Obwohl wir Mikroplastik aus anderen Quellen aufnehmen, alarmierte die Studie der McGill University viele Menschen, weil die Anzahl der von Forschern identifizierten Plastikpartikel viel höher war als aus jeder anderen bekannten Quelle. Die Forschung hat noch nicht abschließend bestimmt, wie viel Plastik Menschen regelmäßig konsumieren, aber vorläufige Ergebnisse deuten darauf hin, dass es eine höhere Menge ist, als wir glauben.

Auch andere scheinbar aus Papier oder Stoff hergestellte Teebeutel können Mikro- und Nanoplastik enthalten. Da der Kunststoffanteil nur 10 % der Gesamtfasern ausmachen kann, kann es schwierig sein, alle Bestandteile des Beutels zu identifizieren.

Das Plastikmaterial in einem Teebeutel wird normalerweise nicht beworben, aber Wenn Sie irgendeine Art von Heißsiegel auf dem Beutel sehen, können Sie sicher sein, dass er irgendeine Art von Kunststoffkomponenten enthält.

Kunststoffe aller Art neigen dazu, sich in der Hitze zu zersetzen, daher ist es nicht verwunderlich, dass selbst Kunststoff-Teebeutel mit hohen Schmelzpunkten Kunststoffpartikel in Ihr Getränk abgeben können. Nano-Plastikpartikel werden in anderen Arten von Lebensmittelbehältern aus Kunststoff wie Wasserflaschen gefunden, aber die Zugabe von Wärme macht den Gehalt in der resultierenden Tasse Tee um ein Vielfaches höher als in anderen Lebensmitteln.

Sie sollten auch beachten, dass die meisten Kunststoffe, die in Teebeuteln verwendet werden, nicht recycelbar oder biologisch abbaubar sind, sodass sie zu einer erhöhten Kunststoffverschmutzung des Planeten führen.

PLA (Polymilchsäure) Teebeutel

Dieses Material zur Herstellung von Teebeuteln, das als ungiftige Alternative angepriesen wurde, ist Polymilchsäure, allgemein als PLA abgekürzt. Es wird manchmal auch als a bezeichnet Biokunststoff. Polymilchsäure wird aus Maisstärke gewonnen, was bedeutet, dass einige Unternehmen stolz behaupten, ihre Teebeutel seien pflanzlich und biologisch abbaubar. Es ist jedoch etwas komplizierter, als es zunächst den Anschein hat.
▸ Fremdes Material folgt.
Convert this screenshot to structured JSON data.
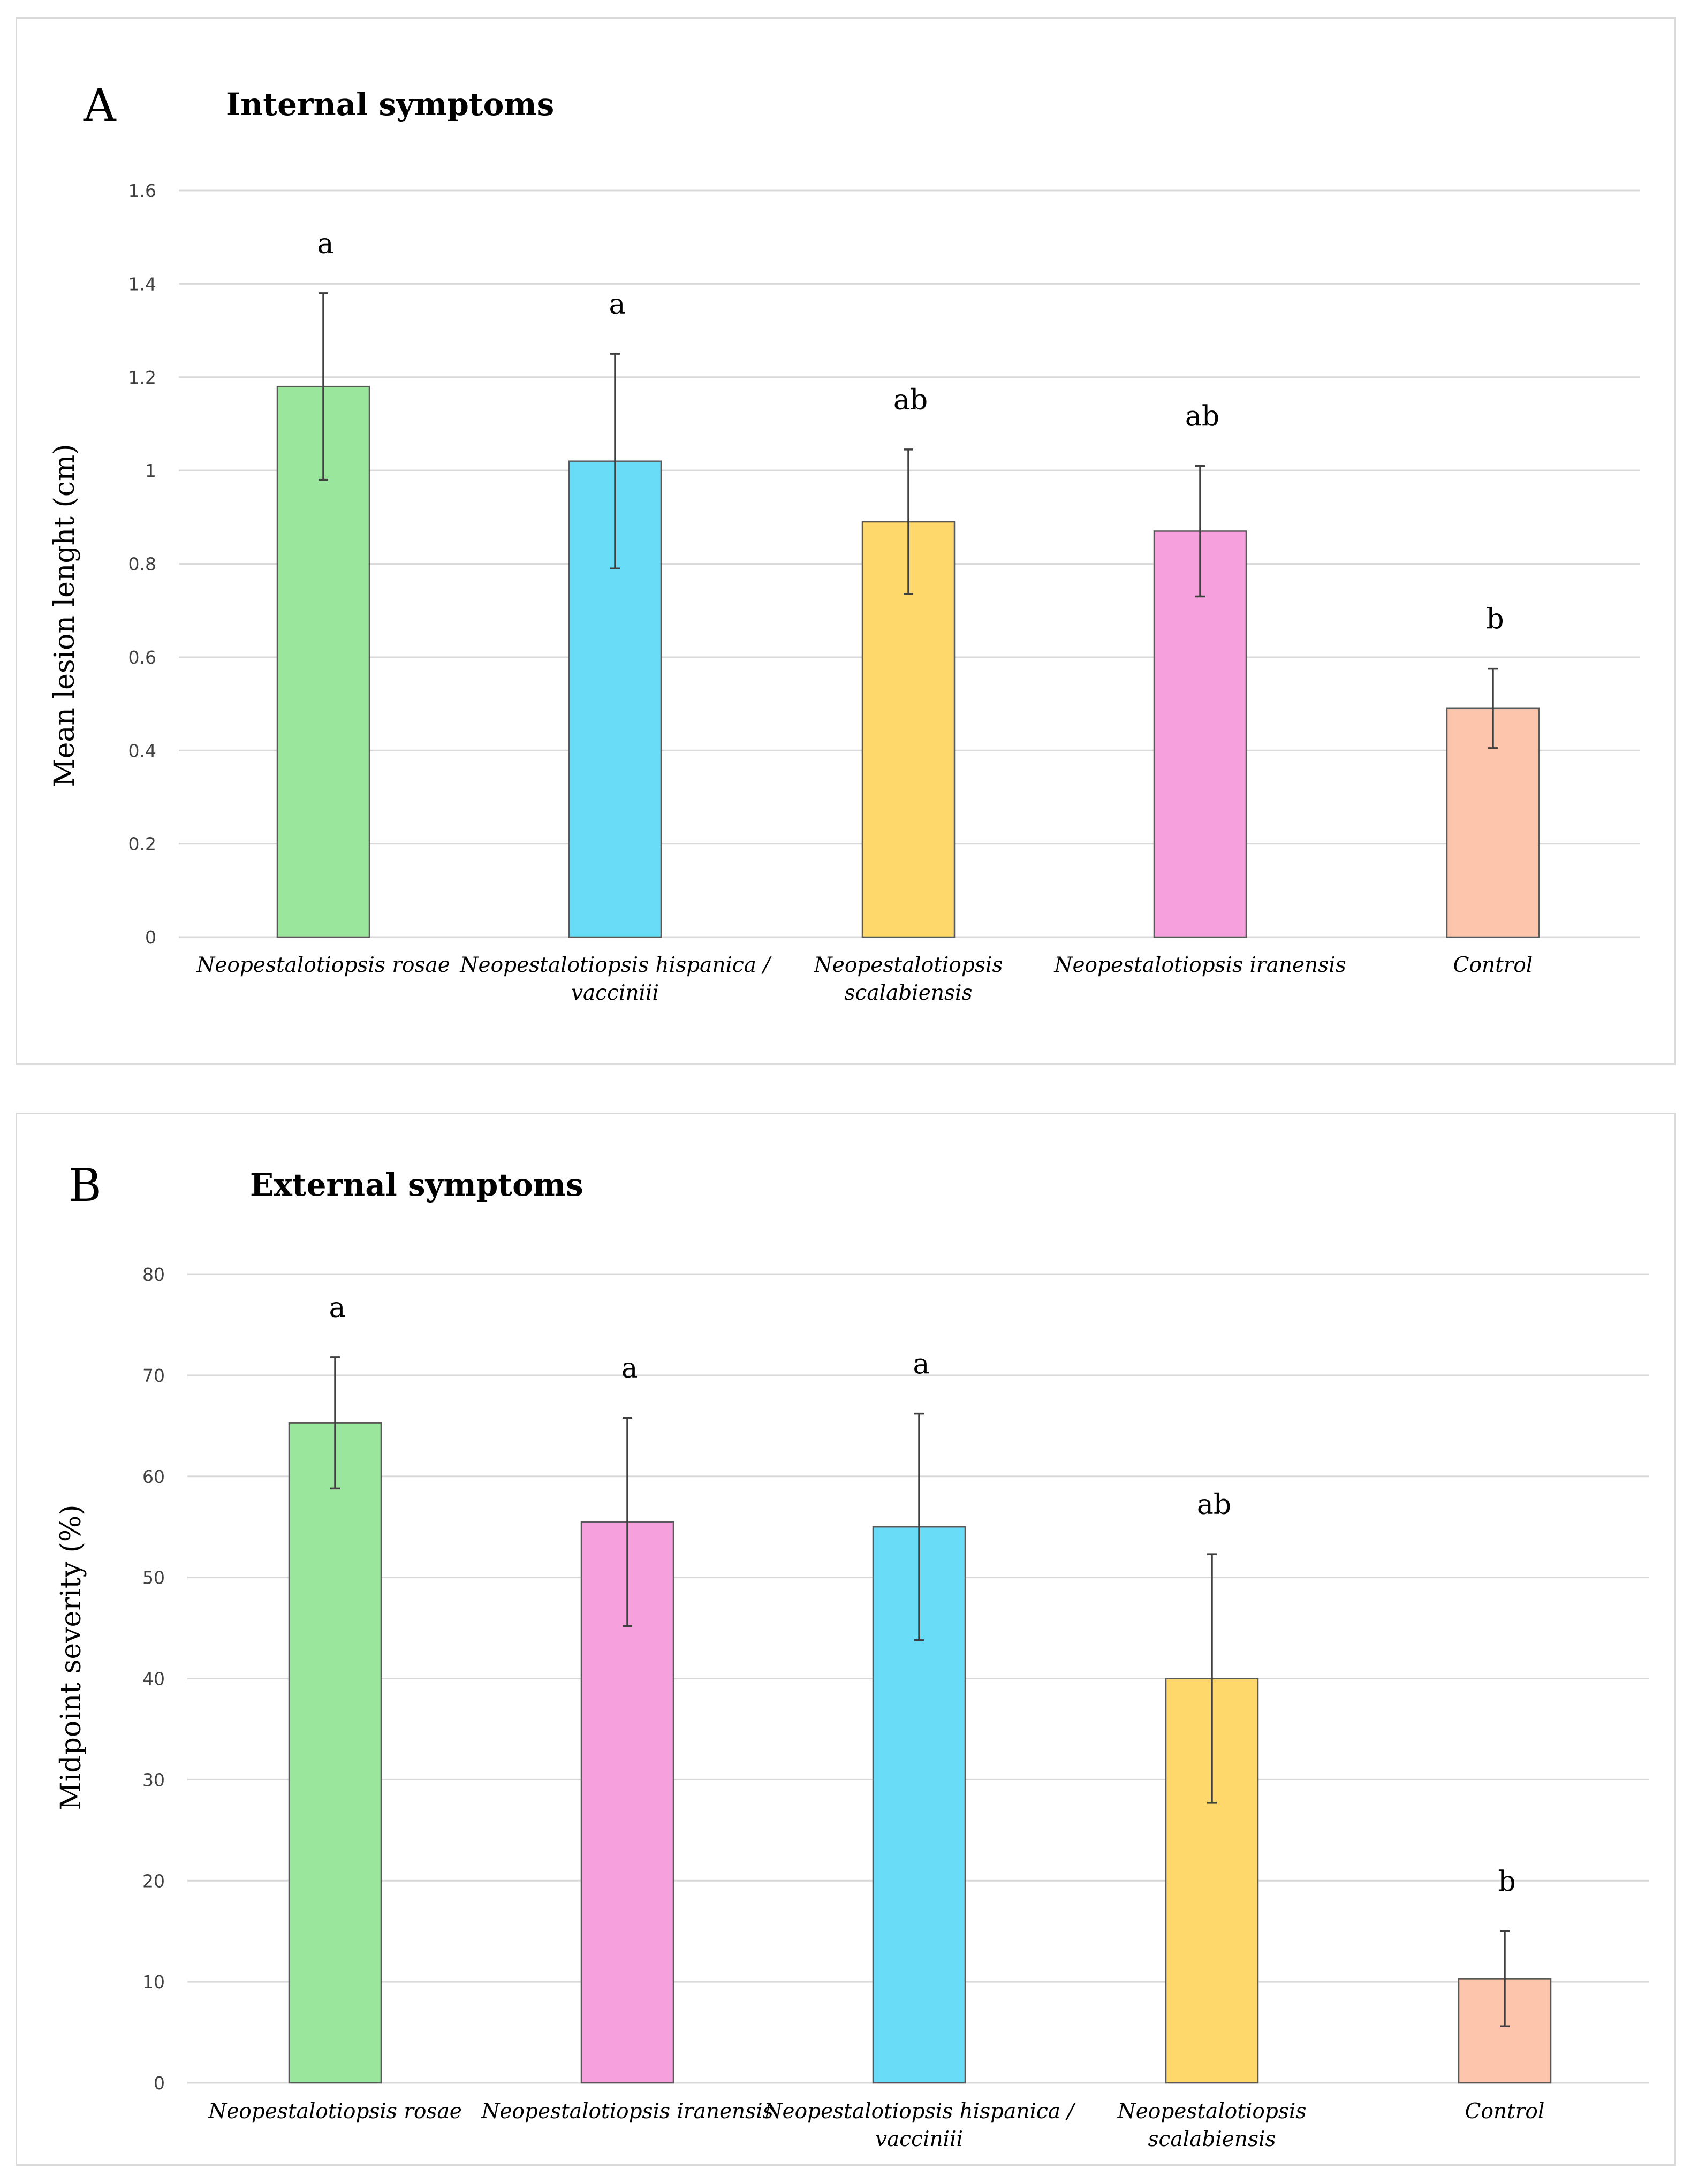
{
  "chart_data": [
    {
      "type": "bar",
      "panel": "A",
      "title": "Internal symptoms",
      "xlabel": "",
      "ylabel": "Mean lesion lenght (cm)",
      "ylim": [
        0,
        1.6
      ],
      "yticks": [
        "0",
        "0.2",
        "0.4",
        "0.6",
        "0.8",
        "1",
        "1.2",
        "1.4",
        "1.6"
      ],
      "ytick_values": [
        0,
        0.2,
        0.4,
        0.6,
        0.8,
        1,
        1.2,
        1.4,
        1.6
      ],
      "grid": true,
      "categories": [
        [
          "Neopestalotiopsis rosae"
        ],
        [
          "Neopestalotiopsis hispanica /",
          "vacciniii"
        ],
        [
          "Neopestalotiopsis",
          "scalabiensis"
        ],
        [
          "Neopestalotiopsis iranensis"
        ],
        [
          "Control"
        ]
      ],
      "values": [
        1.18,
        1.02,
        0.89,
        0.87,
        0.49
      ],
      "errors": [
        0.2,
        0.23,
        0.155,
        0.14,
        0.085
      ],
      "significance": [
        "a",
        "a",
        "ab",
        "ab",
        "b"
      ],
      "colors": [
        "#9be69d",
        "#69dcf7",
        "#ffd86c",
        "#f7a0de",
        "#fdc5ac"
      ]
    },
    {
      "type": "bar",
      "panel": "B",
      "title": "External symptoms",
      "xlabel": "",
      "ylabel": "Midpoint severity (%)",
      "ylim": [
        0,
        80
      ],
      "yticks": [
        "0",
        "10",
        "20",
        "30",
        "40",
        "50",
        "60",
        "70",
        "80"
      ],
      "ytick_values": [
        0,
        10,
        20,
        30,
        40,
        50,
        60,
        70,
        80
      ],
      "grid": true,
      "categories": [
        [
          "Neopestalotiopsis rosae"
        ],
        [
          "Neopestalotiopsis iranensis"
        ],
        [
          "Neopestalotiopsis hispanica /",
          "vacciniii"
        ],
        [
          "Neopestalotiopsis",
          "scalabiensis"
        ],
        [
          "Control"
        ]
      ],
      "values": [
        65.3,
        55.5,
        55.0,
        40.0,
        10.3
      ],
      "errors": [
        6.5,
        10.3,
        11.2,
        12.3,
        4.7
      ],
      "significance": [
        "a",
        "a",
        "a",
        "ab",
        "b"
      ],
      "colors": [
        "#9be69d",
        "#f7a0de",
        "#69dcf7",
        "#ffd86c",
        "#fdc5ac"
      ]
    }
  ]
}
Kunststoffe auf pflanzlicher Basis sind immer noch Kunststoffe, und während sie technisch biologisch abbaubar sind, benötigt PLA bestimmte Bedingungen, um abgebaut zu werden. Selbst wenn es abgebaut wird, hinterlässt es Verbindungen, die für den Menschen schädlich sind. PLA ist in Bezug auf die Umweltauswirkungen eine bessere Wahl als erdölbasierte Kunststoffe, kann jedoch nicht als die sicherste Option für die Verwendung in Lebensmitteln bezeichnet werden.

Beachten Sie, dass PLA nicht in häuslichen Kompostierungssituationen verwendet werden sollte, da es nur unter industriellen Kompostierungsbedingungen bei hoher Hitze zerfallen soll. Da es sich bei einer höheren Temperatur als kochendem Wasser zu zersetzen beginnt, sollte es logischerweise sicher für die Verwendung in Teebeuteln sein. Für diejenigen, die jedoch Kunststoffe in allen Formen vermeiden möchten, sollte PLA in diese Liste aufgenommen werden.

Toxin Nr. 2: Bleichmittel und andere Aufhellungsprozesse

Es gibt verschiedene Arten von Aufhellungseigenschaften mit unterschiedlichen Toxizitätsgraden. Chlorbleiche ist die älteste und giftigste Art von Bleichmittel, wird jedoch heute nicht mehr häufig in Lebensmittelprodukten verwendet. Stattdessen wird chlorfreies Bleichen verwendet, um ein ähnliches Ergebnis mit weitaus weniger Dioxinen als bei der Verarbeitung mit Chlorbleiche zu erzielen. Trotz des Namens kann jedoch etwas Chlor zurückbleiben.

Beim chlorfreien Bleichen werden Chemikalien verwendet, die keine Chlornebenprodukte produzieren, und ist aus diesem Grund die sicherste der traditionellen Bleichmethoden. In jüngerer Zeit sind einige Unternehmen zu einem Sauerstoffbleichverfahren übergegangen, das die Chlortoxizität vollständig vermeidet. Diese Methode lässt die Fasern des Teebeutels weißer erscheinen, indem Sauerstoff zwischen die Fasern gepresst wird.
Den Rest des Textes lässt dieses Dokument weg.